Advances in laparoscopic instrumentation and surgical skill have enabled the adoption of oncologic procedures traditionally approached via ceiliotomy to the minimally invasive modality. However, little comparative data are available on some of the most complex of these operations. Frumovitz and colleagues looked retrospectively, over a 3-year period, at patients undergoing radical hysterectomy and pelvic lymphadenectomy for invasive primary cervix cancer. Comparative groups were those patients undergoing laparotomy vs laparoscopy to complete the procedure. Physician preference dictated which patients received which approach; however, few surgeons at the primary center performed both approaches. This was highlighted by the tendency to more frequently offer open radical hysterectomy (n = 54) as compared to laparoscopic radical hysterectomy (n = 35). Both groups were comparable in patient (age, weight, BMI, race) and tumor (Stage, histology) characteristics. Surgical outcomes demonstrated while laparoscopy was associated with longer OR times and higher rates of vascular injury (n = 3), it was associated with lower intraoperative blood loss and post-operatively with significantly lower infectious morbidity and hospitalization. Pathology specimens were equivalent relative to size of the parametrium, vaginal cuff length, negative margins, and nodal metastases. There was a significantly higher number of nodes (19 vs 14) in the open cohort. Equal rates of bladder atony, resolution of normal voiding function, and readmission to the hospital was observed between the two cohorts. Median follow-up was 13 months, during which 3 recurrences were documented (2 abdominal, 1 laparoscopic); survival was immature. The authors concluded the cohorts provided equivalent surgical specimens but that the laparoscopic approach, albeit longer in duration, was associated with more favorable operative morbidity.

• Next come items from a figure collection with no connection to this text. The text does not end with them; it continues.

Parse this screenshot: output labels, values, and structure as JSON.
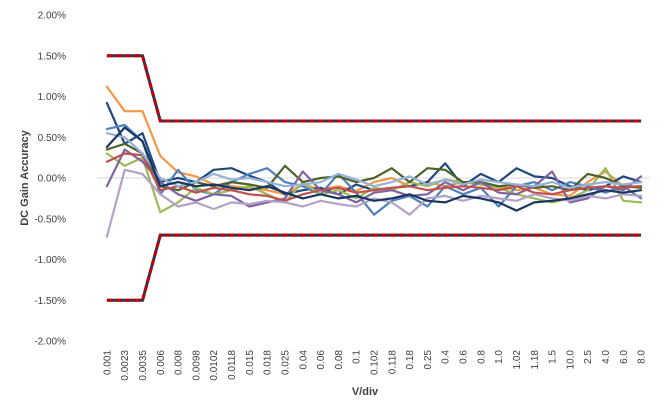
{
  "chart_data": {
    "type": "line",
    "title": "",
    "xlabel": "V/div",
    "ylabel": "DC Gain Accuracy",
    "y_unit": "percent",
    "ylim": [
      -2.0,
      2.0
    ],
    "y_ticks": [
      2.0,
      1.5,
      1.0,
      0.5,
      0.0,
      -0.5,
      -1.0,
      -1.5,
      -2.0
    ],
    "y_tick_labels": [
      "2.00%",
      "1.50%",
      "1.00%",
      "0.50%",
      "0.00%",
      "-0.50%",
      "-1.00%",
      "-1.50%",
      "-2.00%"
    ],
    "categories": [
      "0.001",
      "0.0023",
      "0.0035",
      "0.006",
      "0.008",
      "0.0098",
      "0.0102",
      "0.0118",
      "0.015",
      "0.018",
      "0.025",
      "0.04",
      "0.06",
      "0.08",
      "0.1",
      "0.102",
      "0.118",
      "0.18",
      "0.25",
      "0.4",
      "0.6",
      "0.8",
      "1.0",
      "1.02",
      "1.18",
      "1.5",
      "10.0",
      "2.5",
      "4.0",
      "6.0",
      "8.0"
    ],
    "grid": false,
    "legend": "none",
    "limit_lines": [
      {
        "role": "upper",
        "color": "#c00000",
        "values": [
          1.5,
          1.5,
          1.5,
          0.7,
          0.7,
          0.7,
          0.7,
          0.7,
          0.7,
          0.7,
          0.7,
          0.7,
          0.7,
          0.7,
          0.7,
          0.7,
          0.7,
          0.7,
          0.7,
          0.7,
          0.7,
          0.7,
          0.7,
          0.7,
          0.7,
          0.7,
          0.7,
          0.7,
          0.7,
          0.7,
          0.7
        ]
      },
      {
        "role": "lower",
        "color": "#c00000",
        "values": [
          -1.5,
          -1.5,
          -1.5,
          -0.7,
          -0.7,
          -0.7,
          -0.7,
          -0.7,
          -0.7,
          -0.7,
          -0.7,
          -0.7,
          -0.7,
          -0.7,
          -0.7,
          -0.7,
          -0.7,
          -0.7,
          -0.7,
          -0.7,
          -0.7,
          -0.7,
          -0.7,
          -0.7,
          -0.7,
          -0.7,
          -0.7,
          -0.7,
          -0.7,
          -0.7,
          -0.7
        ]
      }
    ],
    "series": [
      {
        "color": "#f79646",
        "values": [
          1.12,
          0.82,
          0.82,
          0.27,
          0.07,
          0.02,
          -0.08,
          -0.1,
          -0.12,
          -0.15,
          -0.2,
          -0.08,
          -0.14,
          -0.1,
          -0.16,
          -0.05,
          0.0,
          -0.1,
          -0.05,
          -0.1,
          -0.05,
          -0.08,
          -0.1,
          -0.15,
          -0.12,
          -0.2,
          -0.22,
          -0.05,
          0.08,
          -0.1,
          -0.1
        ]
      },
      {
        "color": "#1f497d",
        "values": [
          0.92,
          0.42,
          0.55,
          -0.05,
          0.0,
          -0.05,
          0.1,
          0.12,
          0.03,
          -0.05,
          -0.2,
          -0.15,
          -0.12,
          -0.2,
          -0.08,
          -0.15,
          -0.12,
          -0.1,
          -0.05,
          0.18,
          -0.1,
          0.05,
          -0.05,
          0.12,
          0.02,
          0.0,
          -0.1,
          -0.15,
          -0.1,
          0.02,
          -0.05
        ]
      },
      {
        "color": "#4f81bd",
        "values": [
          0.6,
          0.65,
          0.45,
          -0.2,
          0.1,
          -0.15,
          -0.2,
          -0.05,
          0.05,
          0.12,
          -0.05,
          -0.1,
          -0.2,
          0.05,
          -0.18,
          -0.45,
          -0.28,
          -0.22,
          -0.35,
          -0.1,
          -0.2,
          -0.12,
          -0.35,
          -0.1,
          -0.05,
          -0.15,
          -0.05,
          -0.1,
          -0.18,
          -0.1,
          -0.25
        ]
      },
      {
        "color": "#9bbb59",
        "values": [
          0.3,
          0.15,
          0.25,
          -0.42,
          -0.3,
          -0.12,
          -0.2,
          -0.15,
          -0.1,
          -0.2,
          -0.3,
          -0.05,
          -0.2,
          -0.15,
          -0.25,
          -0.12,
          -0.15,
          -0.05,
          -0.1,
          -0.02,
          -0.05,
          -0.08,
          -0.12,
          -0.2,
          -0.25,
          -0.3,
          -0.25,
          -0.15,
          0.12,
          -0.28,
          -0.3
        ]
      },
      {
        "color": "#4f6228",
        "values": [
          0.35,
          0.42,
          0.3,
          -0.1,
          -0.15,
          -0.05,
          -0.1,
          -0.05,
          -0.08,
          -0.12,
          0.15,
          -0.05,
          0.0,
          0.02,
          -0.05,
          0.0,
          0.12,
          -0.05,
          0.12,
          0.1,
          -0.05,
          -0.05,
          -0.1,
          -0.08,
          -0.12,
          -0.1,
          -0.15,
          0.05,
          0.0,
          -0.1,
          -0.12
        ]
      },
      {
        "color": "#8064a2",
        "values": [
          -0.1,
          0.35,
          0.2,
          -0.05,
          -0.2,
          -0.28,
          -0.2,
          -0.22,
          -0.35,
          -0.3,
          -0.25,
          0.08,
          -0.15,
          -0.2,
          -0.3,
          -0.18,
          -0.15,
          -0.22,
          -0.2,
          -0.05,
          -0.15,
          -0.05,
          -0.18,
          -0.2,
          -0.1,
          0.08,
          -0.3,
          -0.25,
          -0.1,
          -0.15,
          0.02
        ]
      },
      {
        "color": "#c0504d",
        "values": [
          0.2,
          0.3,
          0.28,
          -0.15,
          -0.1,
          -0.18,
          -0.12,
          -0.15,
          -0.2,
          -0.22,
          -0.28,
          -0.2,
          -0.15,
          -0.12,
          -0.18,
          -0.15,
          -0.12,
          -0.1,
          -0.15,
          -0.12,
          -0.1,
          -0.12,
          -0.15,
          -0.1,
          -0.18,
          -0.2,
          -0.15,
          -0.12,
          -0.1,
          -0.12,
          -0.1
        ]
      },
      {
        "color": "#b3a2c7",
        "values": [
          -0.72,
          0.1,
          0.05,
          -0.2,
          -0.35,
          -0.3,
          -0.38,
          -0.3,
          -0.32,
          -0.28,
          -0.3,
          -0.35,
          -0.28,
          -0.32,
          -0.35,
          -0.25,
          -0.3,
          -0.45,
          -0.25,
          -0.22,
          -0.28,
          -0.22,
          -0.25,
          -0.28,
          -0.2,
          -0.25,
          -0.28,
          -0.22,
          -0.25,
          -0.2,
          -0.22
        ]
      },
      {
        "color": "#95b3d7",
        "values": [
          0.55,
          0.5,
          0.3,
          0.0,
          -0.1,
          -0.05,
          0.05,
          -0.02,
          0.0,
          -0.05,
          -0.1,
          -0.08,
          -0.05,
          0.05,
          -0.02,
          -0.1,
          -0.05,
          0.02,
          -0.08,
          -0.02,
          -0.08,
          -0.02,
          -0.05,
          -0.08,
          -0.1,
          -0.05,
          -0.12,
          -0.08,
          -0.05,
          -0.08,
          -0.05
        ]
      },
      {
        "color": "#17375e",
        "values": [
          0.38,
          0.62,
          0.45,
          -0.1,
          -0.05,
          -0.1,
          -0.08,
          -0.12,
          -0.15,
          -0.1,
          -0.18,
          -0.25,
          -0.2,
          -0.25,
          -0.22,
          -0.28,
          -0.25,
          -0.2,
          -0.28,
          -0.3,
          -0.22,
          -0.25,
          -0.3,
          -0.4,
          -0.3,
          -0.28,
          -0.25,
          -0.2,
          -0.15,
          -0.18,
          -0.15
        ]
      }
    ]
  }
}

Definitive operative management of most early stage cervix cancer consists of removal of the uterus with margins encompassing the parametrium, upper vaginal and utero-sacral ligaments along with a pelvic lymphadenectomy. In selected patients, the procedure has been associated with high cure rates but its complexity requires precise mobilization of the bladder and ureter as well as preservation of a portion of the pelvic nerves to reduce potential morbidity ranging from intraoperative blood loss to prolonged neurogenic bladder and bowel dysfunction. Recent adaptation of laparoscopic techniques and improvement in surgical instrumentation has enabled a spectrum of procedures to be approached with minimal access points. Although prophylactic oophorectomy and treatment reassessment procedures have been performed in patients at risk or diagnosed with gynecologic cancer for more than 40 years, extirpative surgery was only first explored less than 20 years ago. Both laparoscopic hysterectomy and radical hysterectomy were described in the early 1990s; the former has been validated as an alternative to open hysterectomy for endometrial cancer patients by phase III investigation. By contrast, laparoscopic radical hysterectomy is still largely performed in select centers. However, interest and expertise is rapidly increasing and plans are underway to perform a similar validation study for radical hysterectomy. This worldwide effort is necessary to clearly elucidate the safety of offering the procedure in the general community. Despite the obvious academic and practical impact of this trial, the greatest challenge may lie in getting the "believers" to commit to performing "standard" arm.